Arkadij Iwanowitsch wurde sogar unruhig; auf seine hastigen Fragen bekam er fast keine Antwort von Wassja; dieser reagierte nur mit wenigen Worten, und Ausrufen, die zuweilen gar nicht zur Sache gehörten. »Was hast du nur, Wassja?« rief er schließlich aus, als er ihn mit großer Mühe einholte. »Bist du denn so um deine Arbeit besorgt?« – »Ach, mein Lieber, wir haben genug geschwatzt!« entgegnete Wassja ärgerlich. »Wassja, verzage nicht, beruhige dich!« unterbrach ihn Arkadij Iwanowitsch: »Wie oft habe ich schon gesehen, daß du ein viel größeres Pensum in viel kürzerer Frist bewältigt hast ... Das macht dir wirklich keine Mühe! Du hast doch eine solche Begabung! Im äußersten Falle kannst du einfach das Schreibtempo beschleunigen: deine Abschrift soll doch nicht als eine Vorlage für den Schönschreibeunterricht lithographiert werden! Du wirst schon fertig werden! Jetzt bist du eben etwas aufgeregt und zerstreut, und die Arbeit wird anfangs etwas schwieriger vonstatten gehen ...« Wassja gab keine Antwort, oder brummte etwas Unverständliches vor sich hin.

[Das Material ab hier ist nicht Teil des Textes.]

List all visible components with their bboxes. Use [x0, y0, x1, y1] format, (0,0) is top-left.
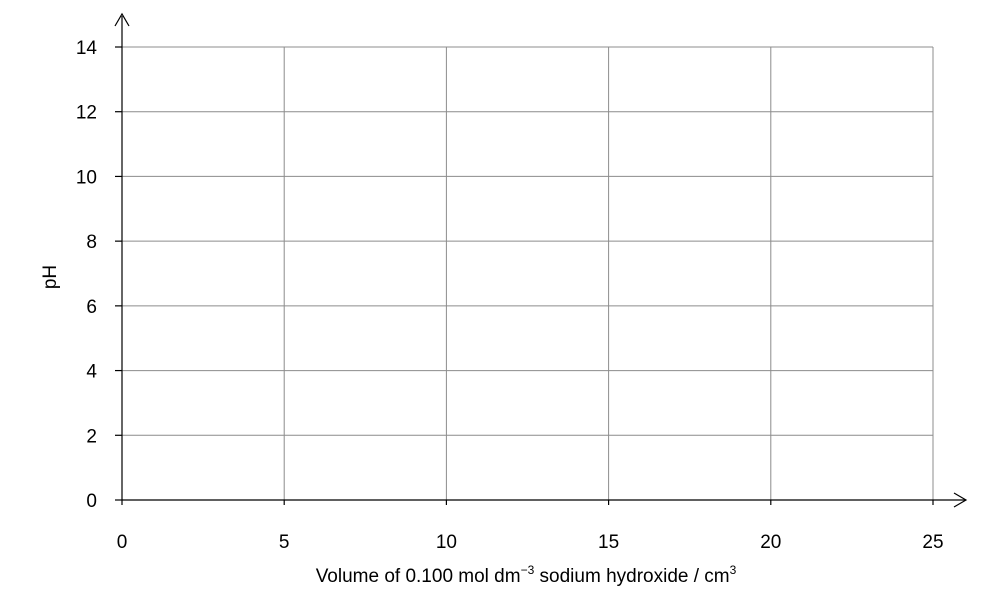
x-axis-title-middle: sodium hydroxide / cm — [534, 566, 729, 587]
y-tick-label: 6 — [86, 297, 97, 318]
y-tick-label: 14 — [76, 38, 98, 59]
y-tick-label: 2 — [86, 426, 97, 447]
y-tick-labels: 0 2 4 6 8 10 12 14 — [76, 38, 122, 512]
y-tick-label: 12 — [76, 103, 97, 124]
x-axis-title: Volume of 0.100 mol dm−3 sodium hydroxid… — [316, 563, 737, 587]
y-tick-label: 0 — [86, 491, 97, 512]
y-axis-arrowhead — [114, 12, 130, 27]
y-tick-label: 4 — [86, 362, 97, 383]
x-tick-label: 0 — [117, 532, 128, 553]
x-tick-label: 20 — [760, 532, 781, 553]
x-tick-label: 5 — [279, 532, 290, 553]
axis-layer — [114, 12, 968, 508]
x-tick-label: 25 — [922, 532, 943, 553]
x-tick-labels: 0 5 10 15 20 25 — [117, 500, 944, 553]
x-tick-label: 15 — [598, 532, 619, 553]
x-axis-title-superscript-2: 3 — [730, 563, 737, 577]
grid-layer — [122, 46, 934, 500]
y-tick-label: 8 — [86, 232, 97, 253]
x-axis-title-prefix: Volume of 0.100 mol dm — [316, 566, 521, 587]
x-axis-title-superscript-1: −3 — [521, 563, 535, 577]
y-tick-label: 10 — [76, 167, 97, 188]
x-tick-label: 10 — [436, 532, 457, 553]
y-axis-title: pH — [40, 265, 61, 289]
x-axis-arrowhead — [953, 492, 968, 508]
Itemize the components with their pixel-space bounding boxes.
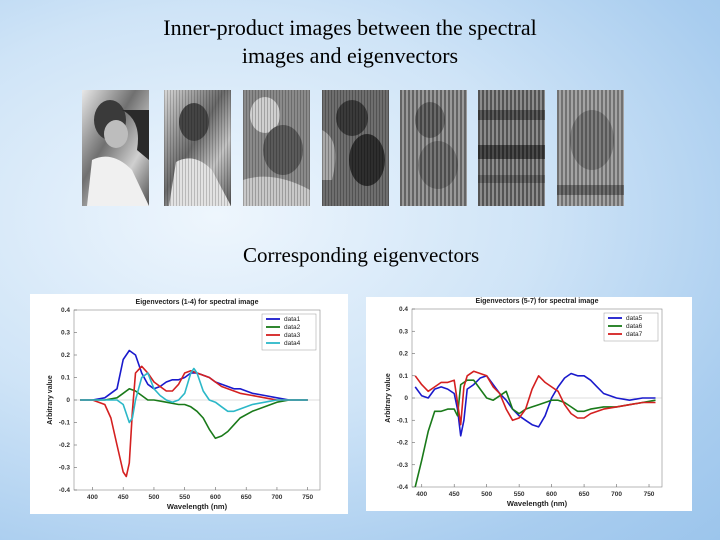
slide-title: Inner-product images between the spectra… [163, 15, 537, 68]
chart-eigenvectors-5-7: Eigenvectors (5-7) for spectral image 400… [385, 298, 663, 508]
right-chart-ytick-label-5: -0.1 [397, 417, 409, 424]
left-chart-series-data3 [80, 365, 308, 478]
right-chart-xtick-label-4: 600 [546, 491, 557, 498]
left-chart-xtick-label-6: 700 [272, 494, 283, 501]
left-chart-ytick-label-4: 0 [66, 397, 70, 404]
left-chart-ytick-label-2: 0.2 [61, 352, 70, 359]
left-chart-ylabel: Arbitrary value [47, 375, 54, 425]
inner-product-image-5 [400, 90, 467, 206]
right-chart-legend-label-data7: data7 [626, 331, 643, 338]
left-chart-ytick-label-5: -0.1 [59, 420, 71, 427]
inner-product-image-3-graphic [243, 90, 310, 206]
chart-panel-eigenvectors-1-4: Eigenvectors (1-4) for spectral image 400… [30, 294, 348, 514]
right-chart-xtick-label-1: 450 [449, 491, 460, 498]
left-chart-legend-label-data4: data4 [284, 340, 301, 347]
inner-product-image-7-graphic [557, 90, 624, 206]
inner-product-image-2 [164, 90, 231, 206]
chart-eigenvectors-1-4: Eigenvectors (1-4) for spectral image 400… [47, 299, 321, 511]
inner-product-image-4 [322, 90, 389, 206]
right-chart-xtick-label-3: 550 [514, 491, 525, 498]
left-chart-title: Eigenvectors (1-4) for spectral image [136, 299, 259, 306]
right-chart-series-data7 [414, 370, 656, 426]
left-chart-series-data4 [80, 367, 308, 424]
left-chart-xtick-label-0: 400 [87, 494, 98, 501]
left-chart-legend-label-data1: data1 [284, 316, 301, 323]
right-chart-ylabel: Arbitrary value [385, 373, 392, 423]
left-chart-legend-box [261, 313, 317, 351]
left-chart-xlabel: Wavelength (nm) [167, 502, 228, 511]
left-chart-xtick-label-3: 550 [179, 494, 190, 501]
left-chart-series-data1 [80, 349, 308, 401]
right-chart-xlabel: Wavelength (nm) [507, 499, 568, 508]
right-chart-ytick-label-2: 0.2 [399, 351, 408, 358]
inner-product-image-1 [82, 90, 149, 206]
left-chart-ytick-label-1: 0.3 [61, 330, 70, 337]
left-chart-series-data2 [80, 388, 308, 440]
right-chart-series-data6 [414, 379, 656, 488]
right-chart-legend-label-data5: data5 [626, 315, 643, 322]
left-chart-ytick-label-0: 0.4 [61, 307, 70, 314]
inner-product-image-2-graphic [164, 90, 231, 206]
right-chart-ytick-label-7: -0.3 [397, 462, 409, 469]
left-chart-xtick-label-7: 750 [302, 494, 313, 501]
inner-product-image-1-graphic [82, 90, 149, 206]
left-chart-xtick-label-4: 600 [210, 494, 221, 501]
inner-product-image-6 [478, 90, 545, 206]
slide-subtitle: Corresponding eigenvectors [243, 243, 480, 267]
right-chart-ytick-label-3: 0.1 [399, 373, 408, 380]
left-chart-legend-label-data3: data3 [284, 332, 301, 339]
right-chart-ytick-label-8: -0.4 [397, 484, 409, 491]
left-chart-legend-label-data2: data2 [284, 324, 301, 331]
inner-product-image-6-graphic [478, 90, 545, 206]
left-chart-ytick-label-6: -0.2 [59, 442, 71, 449]
left-chart-ytick-label-8: -0.4 [59, 487, 71, 494]
right-chart-ytick-label-1: 0.3 [399, 328, 408, 335]
right-chart-xtick-label-7: 750 [644, 491, 655, 498]
right-chart-legend-label-data6: data6 [626, 323, 643, 330]
inner-product-images [82, 90, 642, 206]
right-chart-ytick-label-0: 0.4 [399, 306, 408, 313]
inner-product-image-4-graphic [322, 90, 389, 206]
inner-product-image-3 [243, 90, 310, 206]
left-chart-ytick-label-7: -0.3 [59, 465, 71, 472]
left-chart-xtick-label-5: 650 [241, 494, 252, 501]
right-chart-series-data5 [414, 372, 656, 437]
right-chart-xtick-label-2: 500 [481, 491, 492, 498]
inner-product-image-7 [557, 90, 624, 206]
inner-product-image-5-graphic [400, 90, 467, 206]
right-chart-ytick-label-6: -0.2 [397, 440, 409, 447]
chart-panel-eigenvectors-5-7: Eigenvectors (5-7) for spectral image 400… [366, 297, 692, 511]
right-chart-title: Eigenvectors (5-7) for spectral image [476, 298, 599, 305]
right-chart-xtick-label-0: 400 [416, 491, 427, 498]
right-chart-xtick-label-6: 700 [611, 491, 622, 498]
left-chart-ytick-label-3: 0.1 [61, 375, 70, 382]
right-chart-ytick-label-4: 0 [404, 395, 408, 402]
left-chart-xtick-label-2: 500 [149, 494, 160, 501]
left-chart-xtick-label-1: 450 [118, 494, 129, 501]
right-chart-xtick-label-5: 650 [579, 491, 590, 498]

Endlich erreichten beide, von Unruhe gepeinigt, ihre Wohnung.
Wassja setzte sich sofort an die Arbeit. Arkadij Iwanowitsch wurde ganz still, zog sich leise aus und legte sich ins Bett, ohne seine Blicke auch nur für einen Augenblick von Wassja zu wenden ... Ihn überfiel eine eigentümliche Angst ... »Was ist mit ihm los?« fragte er sich, Wassjas blasses Gesicht, brennende Augen und unruhige Bewegungen betrachtend. »Seine Hand zittert ... Verflucht! Soll ich ihm am Ende zureden, daß er sich für etwa zwei Stunden hinlegt, damit er wenigstens seine Aufregung ausschläft? ...« Wassja hatte gerade eine Seite beendet; er hob die Augen, doch als sein Blick zufällig Arkadij traf, schlug er sie sofort nieder und ergriff von neuem die Feder.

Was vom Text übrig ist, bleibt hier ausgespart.